The trouble is, unless and until the U.S. can win tougher sanctions against Iran, we simply lack the leverage to be making demands. Writing in TNR a year ago, Obama's point man on Iran, Dennis Ross, made this very point:
America's readiness to talk to Iran without conditions provides leverage with those who want it to join the negotiations with the Iranians. In particular, the Europeans have been convinced, rightly or wrongly, that a deal with the Iranians on the nuclear issue is possible, but only if the United States is also at the table. It is the United States, they believe, that can provide what the Iranians most want in terms of full acceptance of the regime, security assurances, and an end to sanctions and calls for economic boycotts.
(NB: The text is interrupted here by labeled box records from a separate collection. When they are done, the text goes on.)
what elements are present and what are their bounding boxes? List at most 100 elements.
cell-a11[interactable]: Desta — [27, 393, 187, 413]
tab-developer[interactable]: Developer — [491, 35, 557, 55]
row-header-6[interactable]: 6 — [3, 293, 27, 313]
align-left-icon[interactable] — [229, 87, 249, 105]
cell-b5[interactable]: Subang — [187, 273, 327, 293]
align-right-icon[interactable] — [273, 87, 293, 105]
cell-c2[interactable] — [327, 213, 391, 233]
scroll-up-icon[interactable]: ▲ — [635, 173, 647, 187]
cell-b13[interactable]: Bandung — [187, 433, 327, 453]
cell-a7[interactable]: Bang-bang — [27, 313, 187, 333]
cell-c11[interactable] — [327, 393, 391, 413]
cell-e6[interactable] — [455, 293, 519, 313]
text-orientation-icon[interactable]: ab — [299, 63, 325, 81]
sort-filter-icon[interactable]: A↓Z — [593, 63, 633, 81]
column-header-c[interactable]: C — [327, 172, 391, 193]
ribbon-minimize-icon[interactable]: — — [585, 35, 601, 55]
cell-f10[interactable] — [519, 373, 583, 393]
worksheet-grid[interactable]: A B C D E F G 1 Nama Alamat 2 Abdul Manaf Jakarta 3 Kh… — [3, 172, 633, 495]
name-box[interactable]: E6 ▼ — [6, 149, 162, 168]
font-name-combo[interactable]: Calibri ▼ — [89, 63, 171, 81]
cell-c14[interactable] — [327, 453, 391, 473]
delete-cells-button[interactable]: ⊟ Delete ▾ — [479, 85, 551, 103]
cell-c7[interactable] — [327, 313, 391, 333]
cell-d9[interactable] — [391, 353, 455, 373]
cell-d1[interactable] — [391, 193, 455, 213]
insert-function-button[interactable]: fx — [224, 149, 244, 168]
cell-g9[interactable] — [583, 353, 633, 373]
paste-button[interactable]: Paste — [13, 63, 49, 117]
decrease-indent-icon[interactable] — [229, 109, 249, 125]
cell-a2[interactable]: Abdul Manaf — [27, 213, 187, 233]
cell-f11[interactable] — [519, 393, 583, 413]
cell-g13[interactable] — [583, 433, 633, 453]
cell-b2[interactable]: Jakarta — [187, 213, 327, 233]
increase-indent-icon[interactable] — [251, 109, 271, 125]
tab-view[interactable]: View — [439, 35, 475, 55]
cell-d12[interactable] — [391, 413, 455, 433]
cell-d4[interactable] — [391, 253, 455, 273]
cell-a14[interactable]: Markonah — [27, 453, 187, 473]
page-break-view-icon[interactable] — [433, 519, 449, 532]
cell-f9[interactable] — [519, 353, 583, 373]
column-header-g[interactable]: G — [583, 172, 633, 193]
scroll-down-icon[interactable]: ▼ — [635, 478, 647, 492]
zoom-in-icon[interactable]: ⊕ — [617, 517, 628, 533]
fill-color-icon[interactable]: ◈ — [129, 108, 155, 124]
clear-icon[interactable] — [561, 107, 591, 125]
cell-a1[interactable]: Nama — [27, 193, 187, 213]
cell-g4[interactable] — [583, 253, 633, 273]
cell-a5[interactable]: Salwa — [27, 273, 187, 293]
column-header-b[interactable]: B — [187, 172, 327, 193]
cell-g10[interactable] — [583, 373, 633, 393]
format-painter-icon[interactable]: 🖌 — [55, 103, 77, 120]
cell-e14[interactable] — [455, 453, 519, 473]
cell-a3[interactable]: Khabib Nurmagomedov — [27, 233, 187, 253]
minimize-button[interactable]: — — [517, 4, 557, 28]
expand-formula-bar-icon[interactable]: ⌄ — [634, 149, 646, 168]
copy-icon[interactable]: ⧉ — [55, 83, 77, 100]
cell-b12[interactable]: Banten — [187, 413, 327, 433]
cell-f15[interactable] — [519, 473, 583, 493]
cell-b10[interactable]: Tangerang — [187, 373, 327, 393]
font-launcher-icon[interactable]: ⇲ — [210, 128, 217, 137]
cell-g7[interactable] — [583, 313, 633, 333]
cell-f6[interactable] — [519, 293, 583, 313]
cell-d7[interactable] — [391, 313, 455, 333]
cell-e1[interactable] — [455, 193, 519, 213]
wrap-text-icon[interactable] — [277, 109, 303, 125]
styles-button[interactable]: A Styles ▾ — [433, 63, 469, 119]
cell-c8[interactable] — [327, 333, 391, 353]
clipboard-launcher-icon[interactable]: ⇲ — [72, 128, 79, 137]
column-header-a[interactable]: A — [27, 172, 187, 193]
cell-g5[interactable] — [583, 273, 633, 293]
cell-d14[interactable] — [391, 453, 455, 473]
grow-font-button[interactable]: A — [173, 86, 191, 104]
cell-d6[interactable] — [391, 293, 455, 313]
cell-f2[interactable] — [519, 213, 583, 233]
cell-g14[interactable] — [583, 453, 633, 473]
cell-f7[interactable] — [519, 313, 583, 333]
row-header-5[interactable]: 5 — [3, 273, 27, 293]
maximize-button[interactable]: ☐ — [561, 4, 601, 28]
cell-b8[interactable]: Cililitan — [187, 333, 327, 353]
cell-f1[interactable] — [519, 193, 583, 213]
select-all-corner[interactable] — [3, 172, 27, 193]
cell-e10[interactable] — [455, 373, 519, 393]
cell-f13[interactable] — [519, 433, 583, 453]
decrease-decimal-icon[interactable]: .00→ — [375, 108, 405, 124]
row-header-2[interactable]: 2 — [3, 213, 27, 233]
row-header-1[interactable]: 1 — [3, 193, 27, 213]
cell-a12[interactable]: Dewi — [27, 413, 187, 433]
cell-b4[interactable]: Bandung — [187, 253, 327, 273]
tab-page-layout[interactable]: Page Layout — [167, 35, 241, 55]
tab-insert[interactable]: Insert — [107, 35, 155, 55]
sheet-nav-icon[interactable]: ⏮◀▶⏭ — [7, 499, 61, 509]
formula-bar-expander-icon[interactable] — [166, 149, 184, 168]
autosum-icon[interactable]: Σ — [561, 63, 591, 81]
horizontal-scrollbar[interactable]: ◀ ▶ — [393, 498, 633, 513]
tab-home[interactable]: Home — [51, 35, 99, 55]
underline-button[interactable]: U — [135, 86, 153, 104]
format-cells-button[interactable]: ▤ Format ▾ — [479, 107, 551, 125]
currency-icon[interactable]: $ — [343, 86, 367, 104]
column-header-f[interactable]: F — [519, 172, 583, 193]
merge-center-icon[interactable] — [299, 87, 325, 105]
Given this view, the next administration must go quietly to the British, French and Germans and make clear that while it is ready to drop the precondition on Iranian suspension of enrichment, join the talks directly, and put a credible comprehensive proposal on the table, it cannot do so until they agree to ratchet up the pressure on Iran at the same time. Europeans would thus need to agree on E.U.-wide sanctions that cut off investment in the Iranian oil and natural gas sectors, commerce with Iranian banks, and all credit guarantees to their companies doing business in Iran.
Interestingly, the precondition was dropped before the EU stepped up the pressure. I don't know if that represents an internal defeat for Ross--or maybe just an acknowledgment that Iran holds most of the cards here."